The epiphany for the last 24 hours: wow, that was a great workout. I worked, I sweated tons, then I was done, and now I’m a little sore in the hips. It can be just that. Most of the time, it’s that. Which is mainly great because it was an hour that wasn’t spent fretting or checking things off lists or running to and fro, trying to tie off the rest of life’s daily, weekly, monthly strings.

Last night was the final lecture of my Power/Vinyasa yoga teacher training course. The founder of the corporation via which I’m taking the course gave us 2.5 hours’ worth of information on the business of yoga. The fact that there’s an oxymoron or two in there there (yoga and business?) was not lost on him, but his model appears to be working, so I was there to absorb what he could share.

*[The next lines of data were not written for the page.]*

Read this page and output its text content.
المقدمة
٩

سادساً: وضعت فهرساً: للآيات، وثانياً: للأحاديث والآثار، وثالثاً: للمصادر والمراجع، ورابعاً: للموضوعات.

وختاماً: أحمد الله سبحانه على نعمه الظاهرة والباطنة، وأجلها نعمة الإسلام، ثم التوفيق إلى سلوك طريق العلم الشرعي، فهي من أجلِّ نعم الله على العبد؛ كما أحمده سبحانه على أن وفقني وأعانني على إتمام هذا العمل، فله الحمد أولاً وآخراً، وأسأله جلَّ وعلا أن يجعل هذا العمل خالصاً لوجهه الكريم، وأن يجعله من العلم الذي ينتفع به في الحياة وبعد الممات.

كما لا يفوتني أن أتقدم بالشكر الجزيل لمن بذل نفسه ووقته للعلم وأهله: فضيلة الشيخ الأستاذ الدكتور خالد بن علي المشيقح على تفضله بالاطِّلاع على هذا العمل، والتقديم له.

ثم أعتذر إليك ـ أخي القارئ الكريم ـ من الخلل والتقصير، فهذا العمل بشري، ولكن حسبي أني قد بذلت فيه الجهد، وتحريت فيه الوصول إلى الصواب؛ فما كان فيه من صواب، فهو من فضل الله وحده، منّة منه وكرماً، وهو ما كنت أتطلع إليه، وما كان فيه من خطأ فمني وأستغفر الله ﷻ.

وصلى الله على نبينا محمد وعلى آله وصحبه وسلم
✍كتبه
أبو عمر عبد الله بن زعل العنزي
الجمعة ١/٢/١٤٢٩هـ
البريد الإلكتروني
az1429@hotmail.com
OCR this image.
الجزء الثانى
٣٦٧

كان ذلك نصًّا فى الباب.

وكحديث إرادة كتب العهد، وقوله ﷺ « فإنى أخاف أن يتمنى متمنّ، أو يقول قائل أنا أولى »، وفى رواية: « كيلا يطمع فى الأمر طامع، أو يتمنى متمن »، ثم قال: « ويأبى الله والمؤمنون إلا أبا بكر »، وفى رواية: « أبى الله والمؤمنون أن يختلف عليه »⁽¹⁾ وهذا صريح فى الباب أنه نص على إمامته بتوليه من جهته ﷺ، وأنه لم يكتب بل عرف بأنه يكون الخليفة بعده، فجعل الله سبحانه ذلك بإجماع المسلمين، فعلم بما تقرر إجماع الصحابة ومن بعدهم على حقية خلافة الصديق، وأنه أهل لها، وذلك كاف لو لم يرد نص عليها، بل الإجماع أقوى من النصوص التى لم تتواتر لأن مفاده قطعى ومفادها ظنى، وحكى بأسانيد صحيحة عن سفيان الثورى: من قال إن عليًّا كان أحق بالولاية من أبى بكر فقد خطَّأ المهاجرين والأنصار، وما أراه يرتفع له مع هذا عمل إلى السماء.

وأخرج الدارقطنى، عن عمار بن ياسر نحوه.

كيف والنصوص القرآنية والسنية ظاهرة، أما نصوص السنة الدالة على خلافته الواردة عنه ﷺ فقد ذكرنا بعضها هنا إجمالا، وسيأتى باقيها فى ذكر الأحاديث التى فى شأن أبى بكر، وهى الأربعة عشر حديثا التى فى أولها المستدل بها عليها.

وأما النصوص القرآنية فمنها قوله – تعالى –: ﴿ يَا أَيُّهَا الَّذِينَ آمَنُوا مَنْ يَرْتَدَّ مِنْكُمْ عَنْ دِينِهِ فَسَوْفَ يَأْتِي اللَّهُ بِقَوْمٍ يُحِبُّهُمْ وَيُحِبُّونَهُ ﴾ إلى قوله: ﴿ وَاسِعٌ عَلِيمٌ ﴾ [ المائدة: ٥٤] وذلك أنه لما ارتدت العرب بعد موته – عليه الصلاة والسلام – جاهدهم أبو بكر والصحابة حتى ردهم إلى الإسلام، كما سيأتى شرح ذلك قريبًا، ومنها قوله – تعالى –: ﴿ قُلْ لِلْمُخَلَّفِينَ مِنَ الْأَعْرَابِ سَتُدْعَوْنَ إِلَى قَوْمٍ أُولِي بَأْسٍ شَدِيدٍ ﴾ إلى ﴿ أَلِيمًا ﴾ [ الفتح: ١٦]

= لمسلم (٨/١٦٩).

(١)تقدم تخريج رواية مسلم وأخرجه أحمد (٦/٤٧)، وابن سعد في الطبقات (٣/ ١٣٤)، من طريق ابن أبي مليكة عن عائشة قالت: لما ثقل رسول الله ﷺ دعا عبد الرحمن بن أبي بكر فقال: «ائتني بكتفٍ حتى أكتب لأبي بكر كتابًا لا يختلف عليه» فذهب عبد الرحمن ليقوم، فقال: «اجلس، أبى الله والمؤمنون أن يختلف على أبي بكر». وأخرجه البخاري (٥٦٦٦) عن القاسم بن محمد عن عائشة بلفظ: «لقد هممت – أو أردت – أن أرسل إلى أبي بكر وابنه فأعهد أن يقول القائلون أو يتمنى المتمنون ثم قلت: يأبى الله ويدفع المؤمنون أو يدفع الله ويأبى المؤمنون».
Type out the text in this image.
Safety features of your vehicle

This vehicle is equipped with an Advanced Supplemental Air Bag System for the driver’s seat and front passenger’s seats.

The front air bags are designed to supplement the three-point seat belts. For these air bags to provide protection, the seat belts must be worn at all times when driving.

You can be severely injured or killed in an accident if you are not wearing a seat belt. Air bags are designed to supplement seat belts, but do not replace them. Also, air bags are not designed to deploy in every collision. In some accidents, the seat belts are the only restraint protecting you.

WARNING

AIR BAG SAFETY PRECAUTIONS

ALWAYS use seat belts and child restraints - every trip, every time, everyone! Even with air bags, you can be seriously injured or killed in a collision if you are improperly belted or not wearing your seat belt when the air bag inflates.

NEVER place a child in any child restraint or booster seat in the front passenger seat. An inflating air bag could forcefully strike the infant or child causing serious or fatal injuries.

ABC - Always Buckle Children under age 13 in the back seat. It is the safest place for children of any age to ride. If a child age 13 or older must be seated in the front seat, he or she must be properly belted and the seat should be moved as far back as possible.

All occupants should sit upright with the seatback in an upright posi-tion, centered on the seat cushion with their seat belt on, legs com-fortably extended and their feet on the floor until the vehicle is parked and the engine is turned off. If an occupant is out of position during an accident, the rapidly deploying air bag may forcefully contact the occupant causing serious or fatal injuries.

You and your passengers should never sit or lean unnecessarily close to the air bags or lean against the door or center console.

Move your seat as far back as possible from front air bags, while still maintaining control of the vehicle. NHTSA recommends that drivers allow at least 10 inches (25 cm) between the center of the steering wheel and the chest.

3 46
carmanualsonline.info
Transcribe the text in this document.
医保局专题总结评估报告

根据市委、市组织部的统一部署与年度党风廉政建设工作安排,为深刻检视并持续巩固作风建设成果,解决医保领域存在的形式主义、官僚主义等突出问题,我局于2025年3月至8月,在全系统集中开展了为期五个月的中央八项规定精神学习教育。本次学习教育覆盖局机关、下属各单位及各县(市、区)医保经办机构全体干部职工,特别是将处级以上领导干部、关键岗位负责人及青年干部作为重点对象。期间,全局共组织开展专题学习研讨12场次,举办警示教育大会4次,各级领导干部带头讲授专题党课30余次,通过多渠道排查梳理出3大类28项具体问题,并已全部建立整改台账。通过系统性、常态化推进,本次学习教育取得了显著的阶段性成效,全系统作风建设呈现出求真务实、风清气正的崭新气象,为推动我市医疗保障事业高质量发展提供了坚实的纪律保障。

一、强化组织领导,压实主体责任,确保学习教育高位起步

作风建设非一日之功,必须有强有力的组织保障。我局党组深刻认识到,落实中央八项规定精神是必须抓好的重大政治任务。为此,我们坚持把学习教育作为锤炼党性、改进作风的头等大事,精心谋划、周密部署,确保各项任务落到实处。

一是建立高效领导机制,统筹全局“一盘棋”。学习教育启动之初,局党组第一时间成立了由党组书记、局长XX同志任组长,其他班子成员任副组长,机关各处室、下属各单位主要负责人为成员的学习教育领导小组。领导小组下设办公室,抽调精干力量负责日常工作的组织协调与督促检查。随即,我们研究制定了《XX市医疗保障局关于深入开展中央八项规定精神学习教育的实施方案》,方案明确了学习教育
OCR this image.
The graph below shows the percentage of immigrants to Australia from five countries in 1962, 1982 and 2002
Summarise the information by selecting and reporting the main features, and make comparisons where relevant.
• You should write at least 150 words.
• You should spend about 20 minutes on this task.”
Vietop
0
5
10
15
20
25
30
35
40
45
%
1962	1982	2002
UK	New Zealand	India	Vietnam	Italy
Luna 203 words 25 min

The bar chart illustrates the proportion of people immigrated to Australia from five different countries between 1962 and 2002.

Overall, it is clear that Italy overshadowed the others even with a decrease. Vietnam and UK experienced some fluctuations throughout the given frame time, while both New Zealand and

He taught the mid-level power yoga class that just preceded the lecture, and it was a tough, fun class (in fact it’s the one I describe, at the top of this post). He opened it with a reading from Howard Schultz, founder of Starbucks Coffee:

Risk more than others think safe.
Dream more than others think practical.
Expect more than others think possible.
Care more than others think wise.

So, an open invitation to think big, and think crazy. Which is exactly what my decision to become a yoga teacher was, for me. It’s been an interesting 8 weeks.

The photo above, how to tie it in? It’s just a pretty logo that I saw in my neighborhood, during a recent walk. It reminded me of a trip to Cape Girardeau, Missouri, a couple years back. The salon is across the street from a storefront that housed a yoga studio, a few years back. It closed, and from what Mr. Tice told us, that’s often the fate of yoga studios. I think I’ll see if I can just start teaching at work.


2 thoughts on “Dripping

  1. I’d like to believe that there is a stable yoga studio. It’s possible nowadays, since more people are seeing its importance. I wish you well and more success on being a yoga instructor.

    • Arah says:

      Oh, I believe there are stable yoga studios that are outside the corporate model – there appear to be a few, in our market, even.

      To his credit, I don’t think Trevor is looking to create a stable studio or group of studios, however. He’s trying to get a lot more people practicing yoga, and quickly. He achieves that by removing some of the barriers that traditional studios inadvertently/intentionally make (i.e., inflexible schedules and cost structures), and by introducing some elements that are just little outside the yoga norm (retail, wellness education and philanthropic programs).

      For a lot of people (admittedly, most of them fit into a pretty narrow demographic), the compromise appears to be acceptable, for some or all of their yoga practice.

      Thank you for the well wishes!